- The Preview Window has a selection tool, used by authors to select a portion of
the screen. This portion is automatically converted to png, pdf, jpeg, or tiff and the image can be dragged to another program like Mail or Keynote. This facility is also in LaTeXiT, and for serious work the LaTeXiT version is better because the image contains the LaTeX source and thus can be edited later. But the TeXShop tool is useful for quick and dirty work.
The TeXShop tool broke at some point in the past, as I discovered when I tried to use it for my own work. While the selection rectangle was being drawn, the entire rectangle sometimes vanished. That is because TeXShop asked for a very thin boundary line around the selection; as screen resolutions improve, screens can draw lines so fine that they are invisible. Increasing the line thickness fixed the problem.
- TeXShop's Settings Panel under the Typeset
tab has an item titled "After Typesetting" which allows users to determine the active window after typesetting is complete.
Originally TeXShop activated the preview window because users wanted to inspect the typesetting result. But some users wanted the source window to become active so they could glance at the preview result and immediately continue writing. TeXShop now offers a third mode as well, called ``Stay in Current Window.''
Since typesetting can be initiated by typing command-T in any document window, the new mode activates that window when typesetting ends. Typesetting can be initiated in the Source, Preview, Console, or Log windows.

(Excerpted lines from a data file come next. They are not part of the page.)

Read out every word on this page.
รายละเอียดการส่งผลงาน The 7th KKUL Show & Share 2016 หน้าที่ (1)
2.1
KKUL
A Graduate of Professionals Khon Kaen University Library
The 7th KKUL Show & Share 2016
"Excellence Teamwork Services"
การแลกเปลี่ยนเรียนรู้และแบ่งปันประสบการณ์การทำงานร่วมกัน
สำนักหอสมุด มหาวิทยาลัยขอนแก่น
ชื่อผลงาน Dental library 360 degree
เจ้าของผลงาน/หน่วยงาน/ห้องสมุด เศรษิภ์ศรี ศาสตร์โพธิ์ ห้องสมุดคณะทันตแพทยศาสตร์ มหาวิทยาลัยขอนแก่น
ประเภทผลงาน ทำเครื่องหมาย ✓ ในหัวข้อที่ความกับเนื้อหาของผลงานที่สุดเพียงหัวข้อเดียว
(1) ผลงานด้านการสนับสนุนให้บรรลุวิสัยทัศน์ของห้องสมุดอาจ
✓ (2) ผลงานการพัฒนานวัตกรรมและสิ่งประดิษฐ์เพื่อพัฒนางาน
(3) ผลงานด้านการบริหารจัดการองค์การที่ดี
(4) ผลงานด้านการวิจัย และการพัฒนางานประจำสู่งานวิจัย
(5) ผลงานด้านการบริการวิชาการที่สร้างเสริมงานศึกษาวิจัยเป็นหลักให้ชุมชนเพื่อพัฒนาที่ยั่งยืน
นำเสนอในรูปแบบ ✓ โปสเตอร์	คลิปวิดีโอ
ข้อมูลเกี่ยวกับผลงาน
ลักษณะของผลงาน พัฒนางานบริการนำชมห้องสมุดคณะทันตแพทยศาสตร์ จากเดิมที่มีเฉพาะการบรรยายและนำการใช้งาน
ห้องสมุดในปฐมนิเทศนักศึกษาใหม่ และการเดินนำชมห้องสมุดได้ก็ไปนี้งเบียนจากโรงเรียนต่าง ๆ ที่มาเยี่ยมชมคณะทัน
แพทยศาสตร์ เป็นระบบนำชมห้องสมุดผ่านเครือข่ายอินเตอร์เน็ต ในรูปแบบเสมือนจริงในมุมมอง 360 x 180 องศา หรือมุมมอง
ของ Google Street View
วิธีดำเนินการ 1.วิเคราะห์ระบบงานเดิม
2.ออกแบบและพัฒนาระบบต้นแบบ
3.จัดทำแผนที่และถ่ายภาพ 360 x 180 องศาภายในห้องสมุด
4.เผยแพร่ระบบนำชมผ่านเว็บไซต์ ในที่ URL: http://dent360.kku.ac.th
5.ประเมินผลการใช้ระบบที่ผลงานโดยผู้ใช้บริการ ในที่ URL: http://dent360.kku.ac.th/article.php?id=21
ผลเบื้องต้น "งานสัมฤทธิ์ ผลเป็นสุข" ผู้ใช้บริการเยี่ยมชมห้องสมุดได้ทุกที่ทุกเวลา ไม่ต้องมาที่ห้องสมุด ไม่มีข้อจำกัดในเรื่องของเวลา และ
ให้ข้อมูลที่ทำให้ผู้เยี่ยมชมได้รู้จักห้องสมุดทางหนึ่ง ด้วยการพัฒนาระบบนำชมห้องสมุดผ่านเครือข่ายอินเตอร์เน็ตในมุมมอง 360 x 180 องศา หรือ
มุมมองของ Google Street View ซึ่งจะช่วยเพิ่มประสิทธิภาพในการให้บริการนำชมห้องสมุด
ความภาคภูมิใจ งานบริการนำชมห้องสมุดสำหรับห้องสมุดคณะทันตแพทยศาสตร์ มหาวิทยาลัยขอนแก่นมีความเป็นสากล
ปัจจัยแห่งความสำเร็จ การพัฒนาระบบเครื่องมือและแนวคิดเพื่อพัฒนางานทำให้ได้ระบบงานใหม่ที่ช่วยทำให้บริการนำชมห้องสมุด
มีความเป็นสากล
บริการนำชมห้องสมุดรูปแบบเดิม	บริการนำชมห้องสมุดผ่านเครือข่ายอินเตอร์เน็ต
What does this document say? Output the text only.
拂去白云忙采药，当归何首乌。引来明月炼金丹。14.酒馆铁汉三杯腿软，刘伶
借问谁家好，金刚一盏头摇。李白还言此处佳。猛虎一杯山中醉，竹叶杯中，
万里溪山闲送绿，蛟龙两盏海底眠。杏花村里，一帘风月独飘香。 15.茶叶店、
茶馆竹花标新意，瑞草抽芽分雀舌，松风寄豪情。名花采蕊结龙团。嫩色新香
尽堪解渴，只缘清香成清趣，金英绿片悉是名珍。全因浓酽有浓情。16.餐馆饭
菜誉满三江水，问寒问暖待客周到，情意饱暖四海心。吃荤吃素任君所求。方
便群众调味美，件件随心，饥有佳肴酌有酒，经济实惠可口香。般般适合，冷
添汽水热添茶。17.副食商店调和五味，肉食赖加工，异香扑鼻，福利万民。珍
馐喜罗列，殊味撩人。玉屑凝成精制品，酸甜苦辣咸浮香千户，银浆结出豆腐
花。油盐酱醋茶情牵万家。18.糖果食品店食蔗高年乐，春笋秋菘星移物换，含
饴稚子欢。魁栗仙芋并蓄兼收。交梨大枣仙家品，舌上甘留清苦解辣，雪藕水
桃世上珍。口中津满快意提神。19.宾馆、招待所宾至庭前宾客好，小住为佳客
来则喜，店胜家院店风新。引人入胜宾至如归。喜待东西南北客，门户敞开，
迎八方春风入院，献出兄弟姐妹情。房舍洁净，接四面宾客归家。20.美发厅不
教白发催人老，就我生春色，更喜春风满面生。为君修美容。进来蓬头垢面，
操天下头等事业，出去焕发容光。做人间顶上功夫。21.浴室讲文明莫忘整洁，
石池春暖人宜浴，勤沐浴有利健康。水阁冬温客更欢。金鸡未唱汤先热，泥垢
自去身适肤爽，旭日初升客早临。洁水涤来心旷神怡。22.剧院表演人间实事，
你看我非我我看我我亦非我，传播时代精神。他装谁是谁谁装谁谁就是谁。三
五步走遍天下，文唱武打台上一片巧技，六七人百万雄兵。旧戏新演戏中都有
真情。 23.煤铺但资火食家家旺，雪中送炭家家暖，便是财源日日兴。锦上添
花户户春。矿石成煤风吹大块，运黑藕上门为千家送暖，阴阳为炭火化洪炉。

This change only affects multiple-window mode; it wouldn't make sense in single-window mode, where in some sense both windows are active at once.
The console window is special because other Preference settings affect its behavior. During typesetting, it can either pop to the front or remain hidden behind other windows. But if there is an error, then it pops forward. This behavior remains valid with the new preference setting. If typesetting is initiated in the source window, the console can pop forward if the user set this in Preferences, but at the end the source window will pop back on top. However, if there is an error, the console will pop to the top and remain there after typesetting ends.
The TeXShop "Typeset" menu has an item calling BibTeX which dates from the early days of TeXShop and is not affected by the new Preference. Today there are better ways to handle BibTeX by calling it in a typesetting engine. To give the idea, I'll sketch my rather naive approach. Create the engine below and name it BibStuff.
#!/bin/tcsh set path= ($path /Library/TeX/texbin /usr/texbin /usr/local/bin) pdflatex --file-line-error --synctex=1 "$1" bibtex "$1:r" pdflatex --file-line-error --synctex=1 "$1" pdflatex --file-line-error --synctex=1 "$1"
and add the following line to the top of your source window:% !TEX TS-program = BibStuff
This engine will automatically call BibTeX when necessary. If you are dealing with a pre-built bibliography and only worried about citing items in your current paper, the source database containing the bibliography need not even be opened and the standard rules for "Stay in Current Window" apply. If you are also editing the bibliography database, you can open an extra window containing it. The bad news is that TeXShop will consider this a window for a different project, so it won't activate if after typesetting. The good news is that you will not need to run BibTeX after changing the database; the engine will notice that it has been changed and automatically reread it.The BibStuff engine calls latex three times. If you are working on the actual text of your document and not dealing with citations at the moment, deactivate the magic line by adding a symbol after the initial comment, and you'll only typeset once.
- The contents of ~/Library/TeXShop/Engines/Inactive/Typst changed to reflect the new Typst release of March 7, 2025.